I have the below MLP neural network:

MLP = MLPClassifier(activation= 'tanh', alpha= 1e-05, hidden_layer_sizes= (2, 3), learning_rate= 'constant' , max_iter= 5000)
MLP.fit(X_train,y_train)

print(MLP.coefs_)

As I understand this neural network has only 2 hidden layers, with 2 neurons in the first hidden layer, and 3 neurons in the second hidden layer. However, the output to print coefficients above gives the below: 

[array([[-0.15020109,  0.29242019],
       [ 0.38515555,  0.06000627],
       [-0.04371792,  0.35203079],
       [ 0.28167529,  0.05948562],
       [-0.46051132, -0.28546222]]), array([[-0.29658042, -1.2229539 ,  0.4949065 ],
       [-0.95435436,  0.3854664 ,  0.6349616 ]]), array([[-0.54332547,  0.27007792,  0.68899707],
       [-0.00191208,  0.89295531, -0.22855791],
       [-0.58939234,  0.39217616,  1.10214481]])]

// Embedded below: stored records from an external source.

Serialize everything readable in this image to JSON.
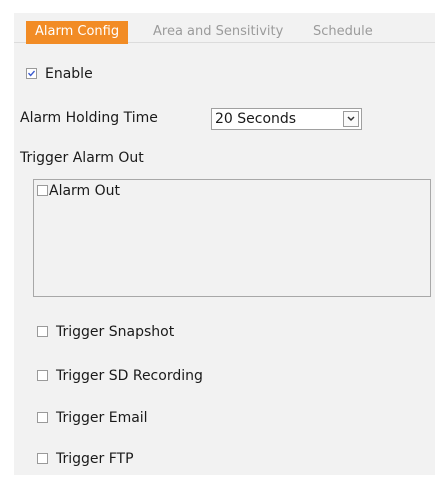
{
  "tabs": [
    {
      "label": "Alarm Config",
      "active": true
    },
    {
      "label": "Area and Sensitivity",
      "active": false
    },
    {
      "label": "Schedule",
      "active": false
    }
  ],
  "enable": {
    "label": "Enable",
    "checked": true
  },
  "holding_time": {
    "label": "Alarm Holding Time",
    "value": "20 Seconds"
  },
  "trigger_alarm_out": {
    "label": "Trigger Alarm Out",
    "items": [
      {
        "label": "Alarm Out",
        "checked": false
      }
    ]
  },
  "triggers": [
    {
      "label": "Trigger Snapshot",
      "checked": false
    },
    {
      "label": "Trigger SD Recording",
      "checked": false
    },
    {
      "label": "Trigger Email",
      "checked": false
    },
    {
      "label": "Trigger FTP",
      "checked": false
    }
  ],
  "colors": {
    "accent": "#f28c25",
    "panel": "#f2f2f2",
    "check": "#3b5bcf"
  }
}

My question is how to map the above output to each neuron in the hidden layer. From the first glance, it seems that the weight for the first neuron in the first hidden layer is: [-0.29658042, -1.2229539 , 0.4949065 ]. How can weights for a single neuron can be an array of 3 elements?

1
pythonneural-networkclassification

1 Answers

1
votes

You need to take into account the input layer and the output layer as well. It looks like you are inputting 5-dimensional features and outputting 3-dimensional outputs. Your network has 2 hidden layers of size 2 and 3. So the coefs_ should have shapes (5,2),(2,3),(3,3) so that your inputs are changing from 5-dim to 2-dim, then from 2-dim to 3-dim then from 3-dim to 3-dim for the output. Remember that there is a weight attached to each connection from one layer to the next. So if you have 5 neurons (input layer) connected to 2 neurons (first hidden layer) then you need 5*2=10 weights to describe the 10 connections between these two layers. That is exactly what a shape (5,2) array has.